For fiscal first-quarter 2015 (to end-November 2014), LED chip and component maker SemiLEDs Corp of Hsinchu, Taiwan has reported revenue of $2.9m, down 15% on $3.4m a year ago but up 29% on $2.3m last quarter, due to both design wins in target end-markets and the completion of previously announced facility consolidation activities.

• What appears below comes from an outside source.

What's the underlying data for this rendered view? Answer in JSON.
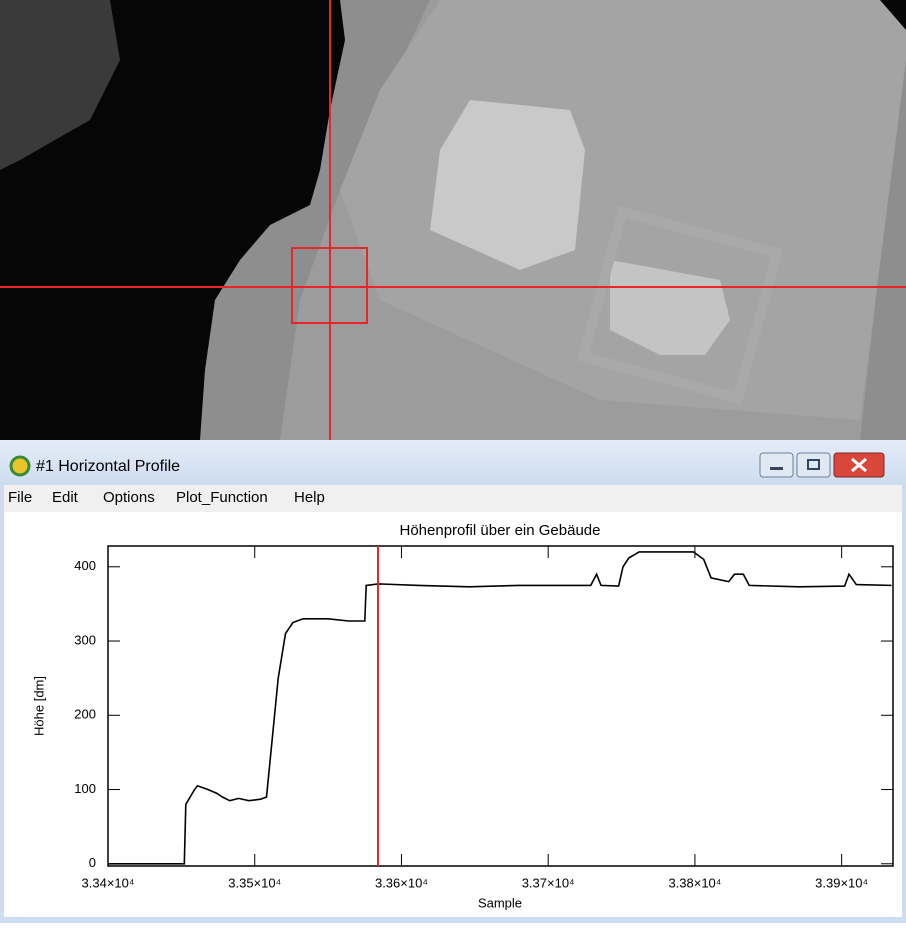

Revenue from LED chips grew by 40% sequentially (comprising 24% of total revenue). Revenue from LED components grew 50% (comprising 55% of total revenue). However, this was offset by revenue from lighting products falling 15% (comprising 13% of revenue).
Gross margin has improved from last quarter’s negative 134% to negative 53% (also better than the minus 75% a ,year ago).
While R&D expenses have been cut further by $81,000 from $0.83m to $0.75m, selling, general & administrative (SG&A) expenses have risen by $300,000 from $1.85m last quarter to $2.15m. So, total operating expenses have risen slightly from $2.67m to $2.9m (though still less than $3.5m a year ago). Despite this, operating margin has improved from last quarter’s negative 251% to negative 152% (better than the negative 159% a year ago).
On a non-GAAP basis, net loss was $3.9m, cut from $5m last quarter and $5.9m a year ago.
Although better than $4.2m a year ago, cash used in operations has risen from $1.9m last quarter to $2.7m. So, despite capital expenditure being cut from $0.93m a year ago and $0.77m last quarter to $0.6m, free cash outflow has hence worsened from $2.7m last quarter to $3.3m (though still better than $5.1m a year ago). Consequently, during the quarter, cash and cash equivalents fell from $12.6m to $8.7m.
“As discussed last quarter, while relocation efforts were largely complete by the end of the fourth quarter, we continued to experience lingering effects of these activities in the first fiscal quarter as we completed the hook-up and start-up of this equipment,” chairman, president & CEO Trung Doan. “With our facility consolidation now concluded and new design wins in our target markets, we look forward to realizing further benefits from these efforts in the second fiscal quarter.”
Consequently, for fiscal Q2/2015 (to end-February), SemiLEDs expects revenue to grow further, to $3.4-3.7m.
On 23 December, SemiLEDs entered into a definitive common stock purchase agreement for XiaoQing Han, chairman & CEO of Beijing XiaoQing Environmental Protection Group, to acquire a 15% stake in the firm’s common stock at a purchase price of $1 per share (totalling $5m). By aligning their interests, both firms expect to benefit from operating synergies generated through the potential formation of several joint projects, including utilizing LED technology in waste-water treatment plants as well as packaging LED luminaries in provinces and regions throughout China. Han will join the SemiLEDs’ board of directors upon closing of the transaction.